Publié le par la Rédaction


Courant octobre-novembre 2008, une soixantaine de milliards d’Euros immédiatement disponibles pour éponger les dégâts causés par les spéculations banquaires a été immédiatement trouvé.

L’État français a d’ores et déjà débloqué 10 milliards cash à la mi-novembre 2008 pour renflouer six banques en difficulté suite à la crise financière. Il a également garanti une couverture de leurs boursicotages toxiques à hauteur de 320 milliards. L’État envisage également d’emprunter 365 milliards aux marchés dont on sait ce qu’ils sont, pour subvenir aux besoins des banques qui devraient, devraient… les rembourser avec les intérêts quand ça ira mieux… si les fonds n’ont pas été eux-même victimes de spéculations.

De plus, le risque de contagion n’est pas évité mais amplifié grâce au report des spéculateurs vers des valeurs incontournables comme l’industrie agroalimentaire et l’énergie. En voulant effacer hâtivement la vilaine tâche pour sauver le principe de la capitalisation des riches sur le dos des pauvres, les risques de contamination de l’économie réelle ne sont plus virtuels…

S’ajoute aux aides quelques 275 milliards d’Euros pour aider les patrons français… à financer les investissements (alors qu’une partie non négligeable du capital des entreprises est forcément reportée vers les placements boursiers sous forme de stock-options, actions diverses, valeurs financières spéculatives, et même la retraite interne par capitalisation des salariés proposée par certaines entreprises…).

C’est donc près de 1000 milliards qui sont prêts à ré-alimenter le grand Casino capitaliste en manque de monnaie ! Tandis que quelques milliards sont bien trop demandés pour se loger, se soigner ou permettre à tout le monde de se nourrir… et que les bénéfices des actionnaires et des entreprises servent à licencier les salariés pour gagner plus… pour certains contre tous les autres, pourtant d’une majorité écrasante passagèrement silencieuse mais de plus en plus lucide…

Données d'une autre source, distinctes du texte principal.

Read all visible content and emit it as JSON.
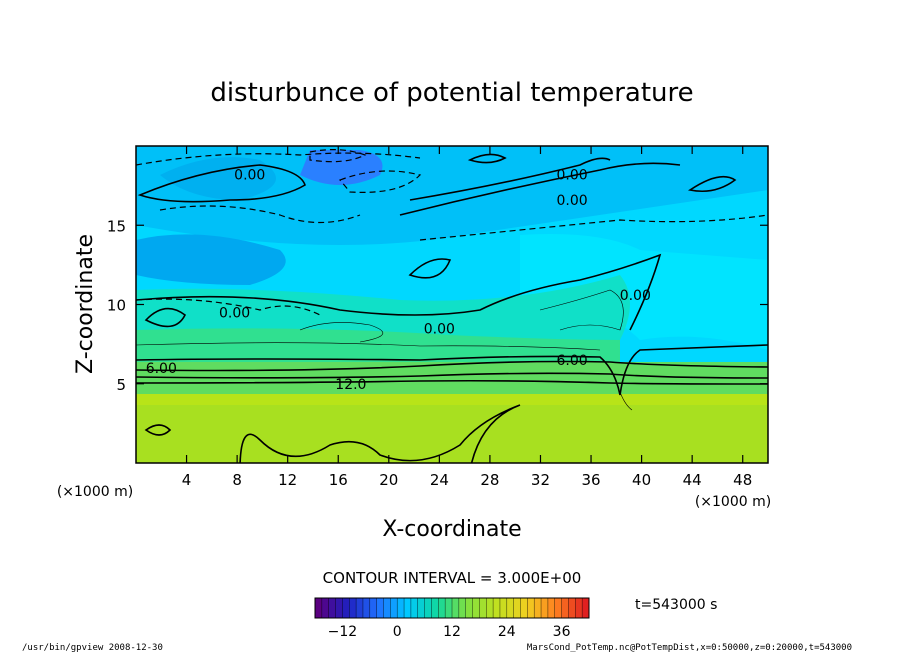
{
  "chart_data": {
    "type": "heatmap",
    "title": "disturbunce of potential temperature",
    "xlabel": "X-coordinate",
    "ylabel": "Z-coordinate",
    "x_unit": "(×1000 m)",
    "y_unit": "(×1000 m)",
    "xlim": [
      0,
      50
    ],
    "ylim": [
      0,
      20
    ],
    "x_ticks": [
      4,
      8,
      12,
      16,
      20,
      24,
      28,
      32,
      36,
      40,
      44,
      48
    ],
    "y_ticks": [
      5,
      10,
      15
    ],
    "contour_interval_text": "CONTOUR INTERVAL = 3.000E+00",
    "contour_labels": [
      {
        "text": "0.00",
        "x": 9,
        "z": 18.2
      },
      {
        "text": "0.00",
        "x": 34.5,
        "z": 18.2
      },
      {
        "text": "0.00",
        "x": 34.5,
        "z": 16.6
      },
      {
        "text": "0.00",
        "x": 7.8,
        "z": 9.5
      },
      {
        "text": "0.00",
        "x": 24,
        "z": 8.5
      },
      {
        "text": "0.00",
        "x": 39.5,
        "z": 10.6
      },
      {
        "text": "6.00",
        "x": 2,
        "z": 6.0
      },
      {
        "text": "6.00",
        "x": 34.5,
        "z": 6.5
      },
      {
        "text": "12.0",
        "x": 17,
        "z": 5.0
      }
    ],
    "colorbar": {
      "range": [
        -18,
        42
      ],
      "ticks": [
        -12,
        0,
        12,
        24,
        36
      ],
      "colors": [
        "#5a0080",
        "#2020c0",
        "#2070ff",
        "#00c8ff",
        "#10d8a0",
        "#80e040",
        "#c0e020",
        "#f0d020",
        "#ff8020",
        "#e02020"
      ]
    },
    "time_label": "t=543000 s",
    "grid": false,
    "legend": "bottom"
  },
  "footer": {
    "left": "/usr/bin/gpview   2008-12-30",
    "right": "MarsCond_PotTemp.nc@PotTempDist,x=0:50000,z=0:20000,t=543000"
  }
}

Bref, vous l’aurez compris : tout cet argent réalisé grâce aux sacrifices des salariés pour la productivité des entreprises qui réinvestissent… dans le capital en fonds spéculatifs, ainsi que l’argent que se font les banques sur nos dépôts avec ce qu’ils ont bien voulu nous rendre comme miettes, tout cet argent nous appartient, récupérons-le avant qu’ils n’en fassent de la poudre de perlinpinpin ! Nos milliards, on veut nos milliards ! Et pour vivre mieux et autrement en arrêtant d’exploiter les ressources et les humains, pour organiser une autre forme de vie, ne récupérons pas que les miettes qu’on nous a concédé pour placer aux banques qui se rémunèrent avec, mais récupérons aussi l’argent de la productivité qui n’a aucune utilité réelle ou sociale autre que celle de nous maintenir dans la dépendance : ne quémandons plus aucune miette, exigeons l’ensemble de ce qui nous appartient et développons de nouvelles formes de production et de subsistance, débarrassées de tous parasites anti-sociaux !

Samuel (CNT-STP 77), 20 novembre 2008.